My name’s Mike Hendrix. I’m from Austin, Texas.
As a young child, we moved to Singapore. I was around seven years of age. My parents became Baptist ministers and missionaries. Around the age of seven years of age, I was sitting in the kitchen and it was one of my dad and my rituals to let me sip on the coffee out of his camouflage coffee mug.
This particular time, I asked my dad for some of his coffee and he said, “No faggot son of mine is he ever going to drink after me again.” I had told my parents that I was being sexually molested by a Baptist minister. My parents didn’t believe me and instead they felt that I was possessed by a homosexual spirit.
My parents put pictures of emaciated gay men who were dying of AIDS all over my room. So eventually they decided that they were going to put me into conversion therapy. I went to conversion therapy… therapy, coun… counseling, conversion therapy camps.
The conversion therapy that we were put through was, in the camps, was pure tor- torture. We were molested over and over by the same individual and therapist that claimed that I was possessed by a homosexual spirit.
I finally was able to get out of that situation once my parents realized around the age of 13 that other kids were coming out and had been also abused.
As a teenager and high schooler. It was very difficult for me because I wasn’t attracted to girls. The other thing that I struggled with was that maybe I was haunted by a homosexual spirit. I made a pact with myself and God that no matter what happened, I would take my life if I ever realized that it was true, that I was a gay man.

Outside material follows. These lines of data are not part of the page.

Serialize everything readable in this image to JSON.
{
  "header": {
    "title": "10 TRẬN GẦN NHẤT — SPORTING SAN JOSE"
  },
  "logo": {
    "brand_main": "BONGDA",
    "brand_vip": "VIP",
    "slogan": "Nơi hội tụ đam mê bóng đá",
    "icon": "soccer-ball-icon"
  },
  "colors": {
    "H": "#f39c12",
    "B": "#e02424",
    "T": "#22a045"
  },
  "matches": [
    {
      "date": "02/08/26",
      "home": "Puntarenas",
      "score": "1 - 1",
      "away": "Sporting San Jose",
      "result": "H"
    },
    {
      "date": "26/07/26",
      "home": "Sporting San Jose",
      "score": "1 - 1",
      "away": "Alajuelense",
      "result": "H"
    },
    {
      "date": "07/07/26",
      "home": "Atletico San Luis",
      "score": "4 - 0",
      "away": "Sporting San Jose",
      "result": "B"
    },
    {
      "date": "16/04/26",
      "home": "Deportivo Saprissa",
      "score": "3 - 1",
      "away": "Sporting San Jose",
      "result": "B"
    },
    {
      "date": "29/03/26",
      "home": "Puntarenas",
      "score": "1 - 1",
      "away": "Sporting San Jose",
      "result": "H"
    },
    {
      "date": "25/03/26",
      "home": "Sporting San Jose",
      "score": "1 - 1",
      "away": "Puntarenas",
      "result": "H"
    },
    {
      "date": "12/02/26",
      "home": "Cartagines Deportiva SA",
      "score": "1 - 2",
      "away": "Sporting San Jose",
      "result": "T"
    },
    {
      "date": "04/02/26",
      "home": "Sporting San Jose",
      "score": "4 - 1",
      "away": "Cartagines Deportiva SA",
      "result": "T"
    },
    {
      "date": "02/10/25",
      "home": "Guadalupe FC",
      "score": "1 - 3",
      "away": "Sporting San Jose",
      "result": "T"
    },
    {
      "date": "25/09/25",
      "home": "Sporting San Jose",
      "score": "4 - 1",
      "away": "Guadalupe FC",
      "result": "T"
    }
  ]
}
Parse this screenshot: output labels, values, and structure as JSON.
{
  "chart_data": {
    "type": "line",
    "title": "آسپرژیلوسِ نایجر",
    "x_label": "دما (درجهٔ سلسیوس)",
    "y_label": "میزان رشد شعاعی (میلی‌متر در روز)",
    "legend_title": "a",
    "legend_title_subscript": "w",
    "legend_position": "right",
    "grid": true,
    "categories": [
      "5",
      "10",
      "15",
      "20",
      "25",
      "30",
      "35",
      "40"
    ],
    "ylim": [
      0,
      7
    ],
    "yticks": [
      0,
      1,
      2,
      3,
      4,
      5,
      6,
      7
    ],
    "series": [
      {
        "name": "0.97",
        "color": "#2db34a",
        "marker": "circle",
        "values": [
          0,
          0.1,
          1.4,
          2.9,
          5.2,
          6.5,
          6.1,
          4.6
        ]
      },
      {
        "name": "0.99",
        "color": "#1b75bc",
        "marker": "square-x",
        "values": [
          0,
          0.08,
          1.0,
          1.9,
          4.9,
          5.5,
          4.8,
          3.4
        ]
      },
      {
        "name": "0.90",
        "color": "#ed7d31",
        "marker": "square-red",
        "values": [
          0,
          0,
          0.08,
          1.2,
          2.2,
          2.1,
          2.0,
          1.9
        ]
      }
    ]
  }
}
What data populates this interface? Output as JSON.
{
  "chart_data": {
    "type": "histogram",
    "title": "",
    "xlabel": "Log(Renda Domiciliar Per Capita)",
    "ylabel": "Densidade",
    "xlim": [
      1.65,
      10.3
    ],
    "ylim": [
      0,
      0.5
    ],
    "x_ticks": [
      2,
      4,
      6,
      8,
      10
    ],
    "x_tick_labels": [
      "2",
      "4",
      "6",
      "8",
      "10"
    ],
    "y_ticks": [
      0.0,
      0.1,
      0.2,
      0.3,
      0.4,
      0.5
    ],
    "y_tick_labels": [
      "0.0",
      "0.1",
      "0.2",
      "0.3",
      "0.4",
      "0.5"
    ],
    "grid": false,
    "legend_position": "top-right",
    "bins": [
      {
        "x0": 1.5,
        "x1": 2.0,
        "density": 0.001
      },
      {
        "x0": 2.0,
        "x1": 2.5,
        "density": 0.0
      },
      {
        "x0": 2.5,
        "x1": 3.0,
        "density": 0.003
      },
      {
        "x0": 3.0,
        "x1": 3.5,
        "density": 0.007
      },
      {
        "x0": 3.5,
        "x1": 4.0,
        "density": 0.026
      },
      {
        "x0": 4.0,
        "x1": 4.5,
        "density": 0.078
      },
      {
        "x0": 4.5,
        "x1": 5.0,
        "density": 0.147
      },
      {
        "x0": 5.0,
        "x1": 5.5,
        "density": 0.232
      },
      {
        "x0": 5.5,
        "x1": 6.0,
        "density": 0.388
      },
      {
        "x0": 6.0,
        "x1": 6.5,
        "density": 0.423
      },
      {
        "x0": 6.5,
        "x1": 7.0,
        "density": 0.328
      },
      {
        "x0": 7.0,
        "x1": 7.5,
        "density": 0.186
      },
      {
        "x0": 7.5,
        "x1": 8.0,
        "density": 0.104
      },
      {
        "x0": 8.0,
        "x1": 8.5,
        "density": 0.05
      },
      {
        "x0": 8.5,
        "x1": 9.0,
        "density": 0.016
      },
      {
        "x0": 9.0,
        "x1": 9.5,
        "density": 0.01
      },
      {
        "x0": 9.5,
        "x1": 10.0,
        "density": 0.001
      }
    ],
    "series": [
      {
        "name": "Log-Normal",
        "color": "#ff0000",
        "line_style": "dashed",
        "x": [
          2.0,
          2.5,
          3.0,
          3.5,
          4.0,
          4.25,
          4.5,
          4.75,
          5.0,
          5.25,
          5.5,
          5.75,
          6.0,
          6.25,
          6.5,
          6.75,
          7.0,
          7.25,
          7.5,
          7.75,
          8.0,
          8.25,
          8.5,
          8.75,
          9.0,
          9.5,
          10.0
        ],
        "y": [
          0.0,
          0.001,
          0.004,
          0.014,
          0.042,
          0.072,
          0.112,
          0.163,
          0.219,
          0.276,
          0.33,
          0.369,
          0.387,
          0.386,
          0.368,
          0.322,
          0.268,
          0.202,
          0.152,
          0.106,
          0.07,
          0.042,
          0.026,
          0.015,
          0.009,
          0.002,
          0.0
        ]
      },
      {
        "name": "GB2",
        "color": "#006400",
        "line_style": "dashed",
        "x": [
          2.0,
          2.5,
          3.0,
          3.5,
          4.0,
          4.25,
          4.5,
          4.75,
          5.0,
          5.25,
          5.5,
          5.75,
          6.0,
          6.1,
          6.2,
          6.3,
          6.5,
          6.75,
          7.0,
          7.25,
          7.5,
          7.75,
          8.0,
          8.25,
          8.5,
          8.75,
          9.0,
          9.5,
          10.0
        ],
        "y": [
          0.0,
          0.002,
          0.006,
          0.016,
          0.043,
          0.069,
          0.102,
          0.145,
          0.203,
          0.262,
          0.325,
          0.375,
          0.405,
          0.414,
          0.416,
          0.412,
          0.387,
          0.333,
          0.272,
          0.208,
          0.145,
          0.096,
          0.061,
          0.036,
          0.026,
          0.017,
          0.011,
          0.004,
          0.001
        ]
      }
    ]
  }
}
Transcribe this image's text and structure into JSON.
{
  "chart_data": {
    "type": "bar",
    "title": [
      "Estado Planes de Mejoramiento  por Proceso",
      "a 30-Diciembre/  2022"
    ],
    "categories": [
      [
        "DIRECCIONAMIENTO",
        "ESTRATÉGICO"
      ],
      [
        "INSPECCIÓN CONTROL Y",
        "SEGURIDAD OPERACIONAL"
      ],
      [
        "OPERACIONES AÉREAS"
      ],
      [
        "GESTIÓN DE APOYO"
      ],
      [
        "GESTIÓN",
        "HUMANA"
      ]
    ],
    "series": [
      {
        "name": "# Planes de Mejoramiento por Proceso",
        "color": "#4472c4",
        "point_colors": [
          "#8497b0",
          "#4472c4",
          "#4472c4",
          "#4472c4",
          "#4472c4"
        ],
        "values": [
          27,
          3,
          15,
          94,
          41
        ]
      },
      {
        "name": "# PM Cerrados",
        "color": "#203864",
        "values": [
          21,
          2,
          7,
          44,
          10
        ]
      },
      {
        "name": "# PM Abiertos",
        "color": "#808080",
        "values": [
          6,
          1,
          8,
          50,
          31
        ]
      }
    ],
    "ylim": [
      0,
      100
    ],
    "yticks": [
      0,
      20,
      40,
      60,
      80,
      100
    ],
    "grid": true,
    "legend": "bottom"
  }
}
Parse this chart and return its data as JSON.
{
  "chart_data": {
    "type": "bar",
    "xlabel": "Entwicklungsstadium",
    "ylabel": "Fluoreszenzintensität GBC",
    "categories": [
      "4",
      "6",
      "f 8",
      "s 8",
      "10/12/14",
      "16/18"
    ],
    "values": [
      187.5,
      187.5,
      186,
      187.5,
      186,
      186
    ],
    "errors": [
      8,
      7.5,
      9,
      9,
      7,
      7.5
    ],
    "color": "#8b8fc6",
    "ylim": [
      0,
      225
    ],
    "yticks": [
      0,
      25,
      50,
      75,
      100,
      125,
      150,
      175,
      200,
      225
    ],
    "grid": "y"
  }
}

And I dove into Republican politics and grassroots work with Focus on the Family and Christian Coalition, trying to hide who I really was trying to fight who I really was.
So I found myself during 9/11 in Houston at the Galleria mall. The twin towers had just fallen. I was engaged to be married to a woman, who I loved very dearly and had been with for four years. I found myself stranded in Houston and wandering the mall.
I ran into an individual who was gay. We had a great conversation. We clicked, we hit it off. We had dinner. And then one thing led to another and he ended up back at my hotel room. This was the first time I’d had a consensual, healthy sexual relationship with another man about my age, who was also gay.
It woke up inside of me this desire to explore and to live life. It also presented me with two challenges: did I follow through with my pack with God and take my own life? Or did I embrace this new feeling that was inside of me, this new wokeness?
When I finally got back to Austin, my fiancée found me in a bathtub with a razor blade. Her coming home that day was an answer to prayer because I had prayed to God that he would somehow show me that I could make it as a gay man. I went on to do the right thing and let her know what I was struggling with and that I was coming out. When I told my parents that I was coming out and that I was no longer going to fight being a gay man, my parents disowned me. And that’s okay.
The moment that I felt like everything changed for me and everything was going to be okay, I was at Barnes & Nobles, and I had found 11 different books on coming out. As I was walking up to the front to back out, there was a line and all of those books came flying out on my arms. And here I am scurrying to try to pick them up and people are helping me pick them up. And it’s – there’s 11 books. So there’s multiple people helping me in this process. I was very embarrassed, but then there was also something very liberating about it.
And then of course, two of the books, that I read out of the 11 really kind of helped me on this path to acceptance. One was. Mel White’s book, “Stranger at the Gate,” which was on spirituality. And then another one that was really fun that also saved my sex life was the cruising book, which I then took on to JR’s to practice and it worked out really well.
And I kind of just dove into the deep end of the pool, changed my politics, changed what I was fighting for, but this whole time I wasn’t comfortable with who I was completely. And it’s taken years of therapy. I also turned to alcohol and drugs in my younger years, spent about 10 years.
I suffered from PTSD from the experiences that I went through as a child. I’m not ashamed of it. I also have social anxiety issues as a result. I’m not ashamed of that either. Because I’m alive and the experiences I went through as a child have made me a stronger person.
And I am really happy to say today I’ve conquered my addiction issues and I’m able to help others in a similar situation.
And simply the reason that I am – I look at myself as a survivor and not a victim is I’m here today to talk about my story. It’s important that people hear the story, but at the same time, more importantly, that people understand these types of things are still happening to children all over the world. And it’s important for us to get the story out so that we can change public policy, make laws that prevent child abuse in the form of conversion therapy.
So also extremely important that if there are victims out there who have experienced conversion therapy or are thinking of taking their life or maybe are a victim of child abuse or sexual abuse that they hear the story and they know there is hope. Or for the addict that may be self-medicating to deal with trauma similar to mine, but they also know there is hope. You can deal with this head on and you can live a freer life.